Es überrascht deshalb nicht, wenn viele Städte eine indifferente oder sogar ungünstige Verteidigungslage zeigen. Der Aspekt der Verteidigung spielte bei ihrer Gründung – oder der Entstehung der Vorgängersiedlung – eben nicht die ausschlaggebende Rolle. Die Lage am Wasser und an den Verkehrswegen schien vielmehr den Gründern so wichtig, dass sie eine Befestigung in Kauf nahmen, die nur mühsam zu verteidigen war, weil sie zum Beispiel unter einem überhöhenden Berghang verlief. Derartiges findet man im gesamten deutschen Raum; als markantes Beispiel seien jene Städte im Mittelrhein- und Moseltal genannt, die die Lage am Fluss damit bezahlten, dass sie von den steilen Schieferhängen unmittelbar überragt wurden, oft so steil, dass sie bergseitig ganz auf Mauern verzichteten. Eine Burg über der Stadt bot zwar oft punktuellen Schutz, der Großteil der Siedlung blieb aber einem Angriff von oben ausgesetzt. (Abb. 12).
Abb. 12 St. Goarshausen (Rheinland-Pfalz) als klassisches Beispiel einer Stadt am Mittelrhein, deren Befestigung in der Burg Neukatzenelnbogen („Katz“) gipfelte; von den zur Burg führenden Schenkelmauern sind beim rechten Turm noch Reste erhalten.
Dennoch gibt es auch Städte in Schutzlage, und zwar – von manchen beherrschend liegenden Burgstädtchen einmal abgesehen – am ehesten unter den Gründungsstädten, deren Lagewahl unabhängiger von engen örtlichen Vorgaben erfolgte und daher einem optimalen Verhältnis der verschiedenen Einflussfaktoren näherkommen konnte. Die meisten Beispiele findet man im nordostdeutschen Flachland – Mecklenburg, Brandenburg, Pommern und Preußen –, wo sich die späte und systematische Gründung der meisten Städte in optimaler Weise mit den Geländeverhältnissen verband; aber auch im gleichfalls spät erschlossenen österreichischen „Waldviertel“ gibt es Städte in geschützter Höhenlage, die dort teilweise durch die Verlegung der Vorgängersiedlung entstanden (Abb. 13).
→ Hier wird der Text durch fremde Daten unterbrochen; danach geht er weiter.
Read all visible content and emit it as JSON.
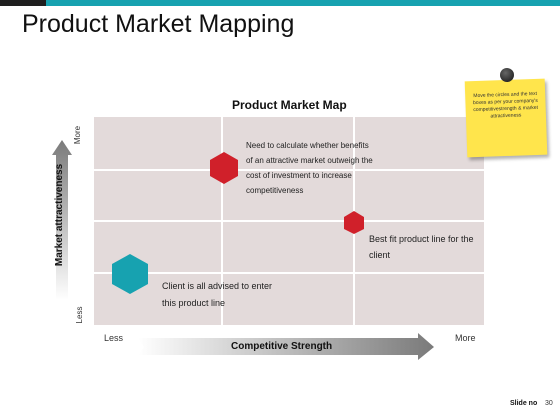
{
  "slide": {
    "title": "Product Market Mapping",
    "slide_no_label": "Slide no",
    "slide_number": "30"
  },
  "chart": {
    "title": "Product Market Map",
    "y_axis_title": "Market attractiveness",
    "y_more": "More",
    "y_less": "Less",
    "x_axis_title": "Competitive Strength",
    "x_less": "Less",
    "x_more": "More"
  },
  "callouts": {
    "top_line1": "Need to calculate whether benefits",
    "top_line2": "of an attractive market outweigh the",
    "top_line3": "cost of investment to increase",
    "top_line4": "competitiveness",
    "right_line1": "Best fit product line for the",
    "right_line2": "client",
    "bottom_line1": "Client is all advised to enter",
    "bottom_line2": "this product line"
  },
  "sticky_note": {
    "text": "Move the circles and the text boxes as per your company's competitivestrength & market attractiveness"
  },
  "colors": {
    "accent_teal": "#17a2b0",
    "hex_red": "#d0202a",
    "hex_teal": "#17a2b0",
    "grid_bg": "#e3dada",
    "note_yellow": "#ffe54c"
  }
}
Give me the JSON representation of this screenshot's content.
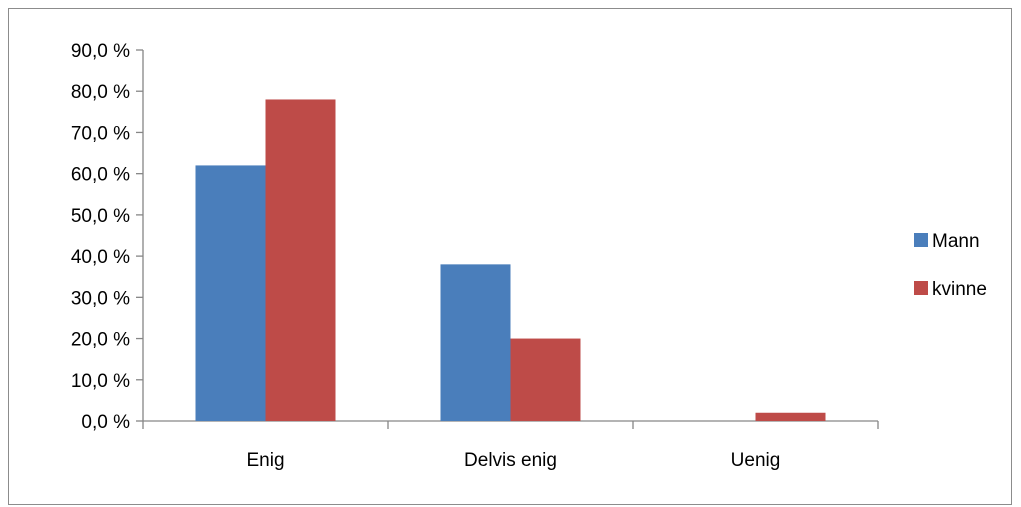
{
  "chart_data": {
    "type": "bar",
    "categories": [
      "Enig",
      "Delvis enig",
      "Uenig"
    ],
    "series": [
      {
        "name": "Mann",
        "values": [
          62.0,
          38.0,
          0.0
        ],
        "color": "#4a7ebb"
      },
      {
        "name": "kvinne",
        "values": [
          78.0,
          20.0,
          2.0
        ],
        "color": "#be4b48"
      }
    ],
    "y_ticks": [
      "0,0 %",
      "10,0 %",
      "20,0 %",
      "30,0 %",
      "40,0 %",
      "50,0 %",
      "60,0 %",
      "70,0 %",
      "80,0 %",
      "90,0 %"
    ],
    "ylim": [
      0,
      90
    ],
    "y_step": 10,
    "grid": false,
    "legend_position": "right",
    "axis_color": "#868686"
  }
}
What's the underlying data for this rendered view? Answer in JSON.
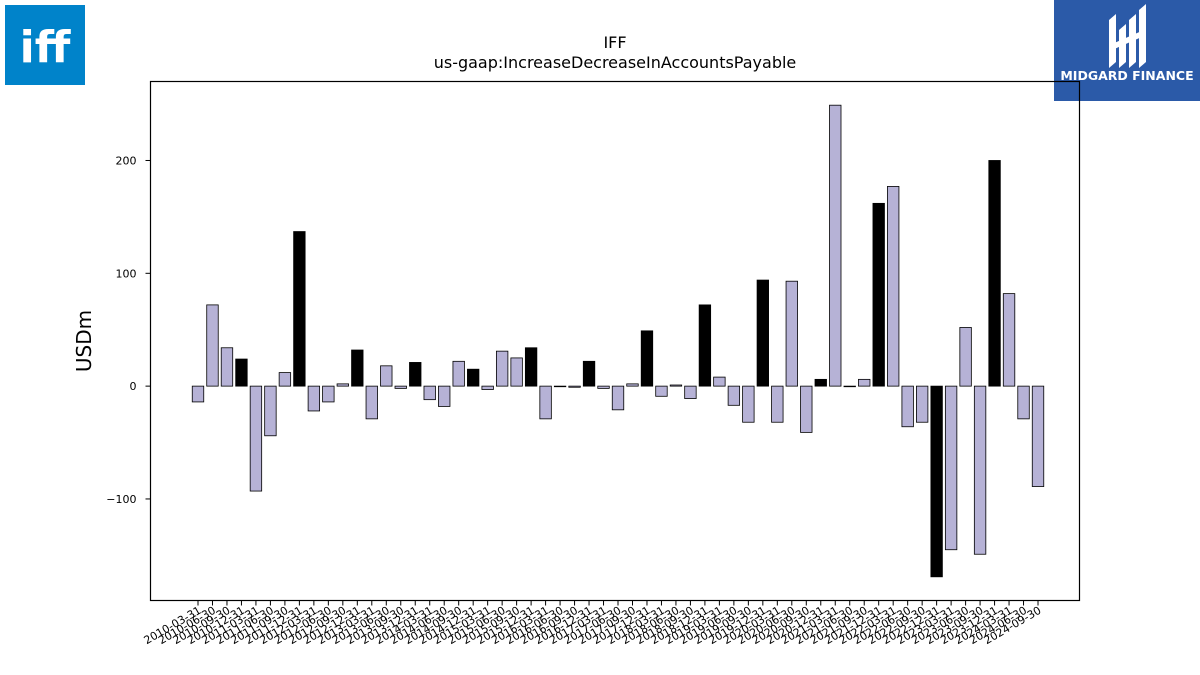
{
  "logos": {
    "left": {
      "icon": "iff-logo",
      "text": "iff",
      "color": "#0083ca"
    },
    "right": {
      "icon": "midgard-logo",
      "text": "MIDGARD FINANCE",
      "color": "#2b5aa8"
    }
  },
  "chart_data": {
    "type": "bar",
    "title": "IFF",
    "subtitle": "us-gaap:IncreaseDecreaseInAccountsPayable",
    "ylabel": "USDm",
    "xlabel": "",
    "ylim": [
      -190,
      270
    ],
    "yticks": [
      -100,
      0,
      100,
      200
    ],
    "colors": {
      "normal": "#b6b2d6",
      "highlight": "#000000",
      "edge": "#000000"
    },
    "categories": [
      "2010-03-31",
      "2010-06-30",
      "2010-09-30",
      "2010-12-31",
      "2011-03-31",
      "2011-06-30",
      "2011-09-30",
      "2011-12-31",
      "2012-03-31",
      "2012-06-30",
      "2012-09-30",
      "2012-12-31",
      "2013-03-31",
      "2013-06-30",
      "2013-09-30",
      "2013-12-31",
      "2014-03-31",
      "2014-06-30",
      "2014-09-30",
      "2014-12-31",
      "2015-03-31",
      "2015-06-30",
      "2015-09-30",
      "2015-12-31",
      "2016-03-31",
      "2016-06-30",
      "2016-09-30",
      "2016-12-31",
      "2017-03-31",
      "2017-06-30",
      "2017-09-30",
      "2017-12-31",
      "2018-03-31",
      "2018-06-30",
      "2018-09-30",
      "2018-12-31",
      "2019-03-31",
      "2019-06-30",
      "2019-09-30",
      "2019-12-31",
      "2020-03-31",
      "2020-06-30",
      "2020-09-30",
      "2020-12-31",
      "2021-03-31",
      "2021-06-30",
      "2021-09-30",
      "2021-12-31",
      "2022-03-31",
      "2022-06-30",
      "2022-09-30",
      "2022-12-31",
      "2023-03-31",
      "2023-06-30",
      "2023-09-30",
      "2023-12-31",
      "2024-03-31",
      "2024-06-30",
      "2024-09-30"
    ],
    "values": [
      -14,
      72,
      34,
      24,
      -93,
      -44,
      12,
      137,
      -22,
      -14,
      2,
      32,
      -29,
      18,
      -2,
      21,
      -12,
      -18,
      22,
      15,
      -3,
      31,
      25,
      34,
      -29,
      0,
      -1,
      22,
      -2,
      -21,
      2,
      49,
      -9,
      1,
      -11,
      72,
      8,
      -17,
      -32,
      94,
      -32,
      93,
      -41,
      6,
      249,
      0,
      6,
      162,
      177,
      -36,
      -32,
      -169,
      -145,
      52,
      -149,
      200,
      82,
      -29,
      -89
    ],
    "highlight": [
      false,
      false,
      false,
      true,
      false,
      false,
      false,
      true,
      false,
      false,
      false,
      true,
      false,
      false,
      false,
      true,
      false,
      false,
      false,
      true,
      false,
      false,
      false,
      true,
      false,
      false,
      false,
      true,
      false,
      false,
      false,
      true,
      false,
      false,
      false,
      true,
      false,
      false,
      false,
      true,
      false,
      false,
      false,
      true,
      false,
      false,
      false,
      true,
      false,
      false,
      false,
      true,
      false,
      false,
      false,
      true,
      false,
      false,
      false
    ]
  }
}
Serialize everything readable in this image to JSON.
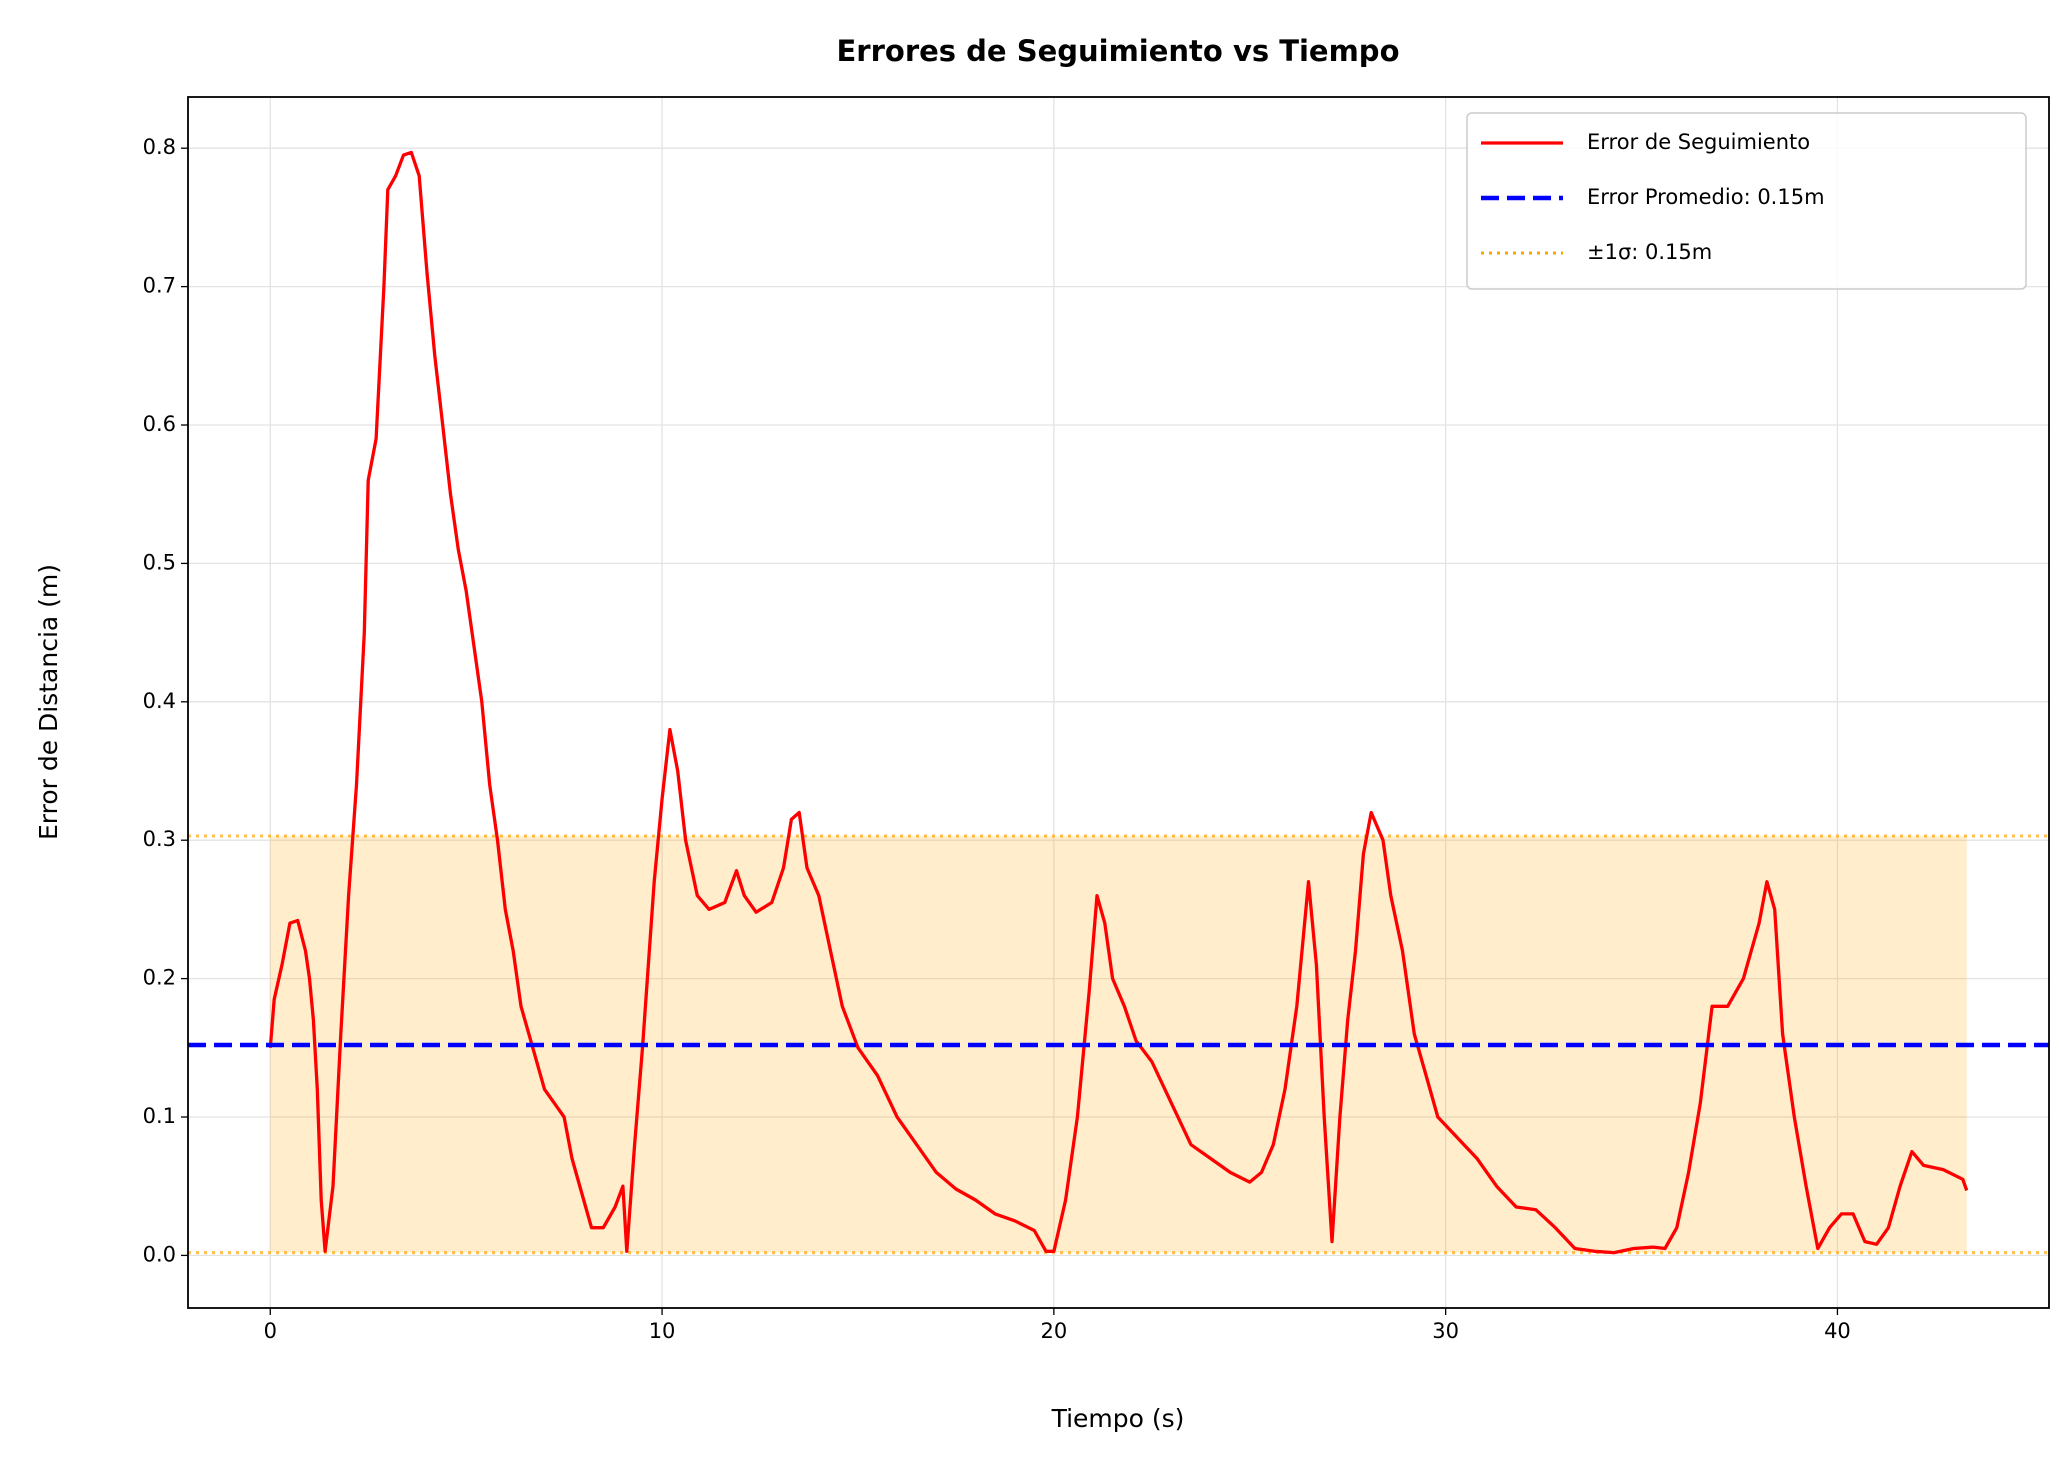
{
  "chart_data": {
    "type": "line",
    "title": "Errores de Seguimiento vs Tiempo",
    "xlabel": "Tiempo (s)",
    "ylabel": "Error de Distancia (m)",
    "xlim": [
      -2.1,
      45.4
    ],
    "ylim": [
      -0.038,
      0.837
    ],
    "xticks": [
      0,
      10,
      20,
      30,
      40
    ],
    "yticks": [
      {
        "value": 0,
        "label": "0.0"
      },
      0.1,
      0.2,
      0.3,
      0.4,
      0.5,
      0.6,
      0.7,
      0.8
    ],
    "grid": true,
    "legend": "upper right",
    "series": [
      {
        "name": "Error de Seguimiento",
        "color": "#ff0000",
        "x": [
          0,
          0.1,
          0.3,
          0.5,
          0.7,
          0.9,
          1.0,
          1.1,
          1.2,
          1.3,
          1.4,
          1.6,
          1.8,
          2.0,
          2.2,
          2.4,
          2.5,
          2.7,
          2.9,
          3.0,
          3.2,
          3.4,
          3.6,
          3.8,
          4.0,
          4.2,
          4.4,
          4.6,
          4.8,
          5.0,
          5.2,
          5.4,
          5.6,
          5.8,
          6.0,
          6.2,
          6.4,
          6.7,
          7.0,
          7.3,
          7.5,
          7.7,
          8.0,
          8.2,
          8.5,
          8.8,
          9.0,
          9.1,
          9.3,
          9.5,
          9.8,
          10.0,
          10.2,
          10.4,
          10.6,
          10.9,
          11.2,
          11.6,
          11.9,
          12.1,
          12.4,
          12.8,
          13.1,
          13.3,
          13.5,
          13.7,
          14.0,
          14.3,
          14.6,
          15.0,
          15.5,
          16.0,
          16.5,
          17.0,
          17.5,
          18.0,
          18.5,
          19.0,
          19.5,
          19.8,
          20.0,
          20.3,
          20.6,
          20.9,
          21.1,
          21.3,
          21.5,
          21.8,
          22.1,
          22.5,
          23.0,
          23.5,
          24.0,
          24.5,
          25.0,
          25.3,
          25.6,
          25.9,
          26.2,
          26.5,
          26.7,
          26.9,
          27.1,
          27.3,
          27.5,
          27.7,
          27.9,
          28.1,
          28.4,
          28.6,
          28.9,
          29.2,
          29.5,
          29.8,
          30.3,
          30.8,
          31.3,
          31.8,
          32.3,
          32.8,
          33.3,
          33.8,
          34.3,
          34.8,
          35.3,
          35.6,
          35.9,
          36.2,
          36.5,
          36.8,
          37.2,
          37.6,
          38.0,
          38.2,
          38.4,
          38.6,
          38.9,
          39.2,
          39.5,
          39.8,
          40.1,
          40.4,
          40.7,
          41.0,
          41.3,
          41.6,
          41.9,
          42.2,
          42.7,
          43.2,
          43.3
        ],
        "values": [
          0.15,
          0.185,
          0.21,
          0.24,
          0.242,
          0.22,
          0.2,
          0.17,
          0.12,
          0.04,
          0.003,
          0.05,
          0.16,
          0.26,
          0.34,
          0.45,
          0.56,
          0.59,
          0.7,
          0.77,
          0.78,
          0.795,
          0.797,
          0.78,
          0.71,
          0.65,
          0.6,
          0.55,
          0.51,
          0.48,
          0.44,
          0.4,
          0.34,
          0.3,
          0.25,
          0.22,
          0.18,
          0.15,
          0.12,
          0.108,
          0.1,
          0.07,
          0.04,
          0.02,
          0.02,
          0.035,
          0.05,
          0.003,
          0.08,
          0.15,
          0.27,
          0.33,
          0.38,
          0.35,
          0.3,
          0.26,
          0.25,
          0.255,
          0.278,
          0.26,
          0.248,
          0.255,
          0.28,
          0.315,
          0.32,
          0.28,
          0.26,
          0.22,
          0.18,
          0.15,
          0.13,
          0.1,
          0.08,
          0.06,
          0.048,
          0.04,
          0.03,
          0.025,
          0.018,
          0.003,
          0.003,
          0.04,
          0.1,
          0.19,
          0.26,
          0.24,
          0.2,
          0.18,
          0.155,
          0.14,
          0.11,
          0.08,
          0.07,
          0.06,
          0.053,
          0.06,
          0.08,
          0.12,
          0.18,
          0.27,
          0.21,
          0.1,
          0.01,
          0.1,
          0.17,
          0.22,
          0.29,
          0.32,
          0.3,
          0.26,
          0.22,
          0.16,
          0.13,
          0.1,
          0.085,
          0.07,
          0.05,
          0.035,
          0.033,
          0.02,
          0.005,
          0.003,
          0.002,
          0.005,
          0.006,
          0.005,
          0.02,
          0.06,
          0.11,
          0.18,
          0.18,
          0.2,
          0.24,
          0.27,
          0.25,
          0.16,
          0.1,
          0.05,
          0.005,
          0.02,
          0.03,
          0.03,
          0.01,
          0.008,
          0.02,
          0.05,
          0.075,
          0.065,
          0.062,
          0.055,
          0.047
        ]
      }
    ],
    "mean_line": {
      "name": "Error Promedio: 0.15m",
      "color": "#0000ff",
      "value": 0.152
    },
    "sigma_band": {
      "name": "±1σ: 0.15m",
      "color": "#ffa500",
      "lower": 0.002,
      "upper": 0.303
    }
  }
}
Abb. 13 Drosendorf (Niederöster reich), Baualterplan. Die Stadt nutzt einen Bergsporn, der nur im Süden bei der Burg leicht zugänglich war (R. Woldron/R. Rhom berg, Drosendorf, 2007).
Abb. 14 Berlin und Cölln um 1200, schematische Rekonstruktion. Die Doppelstadt war ein Beispiel für die Schutzlage auf Flussinseln, wobei Flussübergänge von Fernstraßen gleichfalls wichtig waren (A. von Müller, Edel mann … Bürger …, 1979).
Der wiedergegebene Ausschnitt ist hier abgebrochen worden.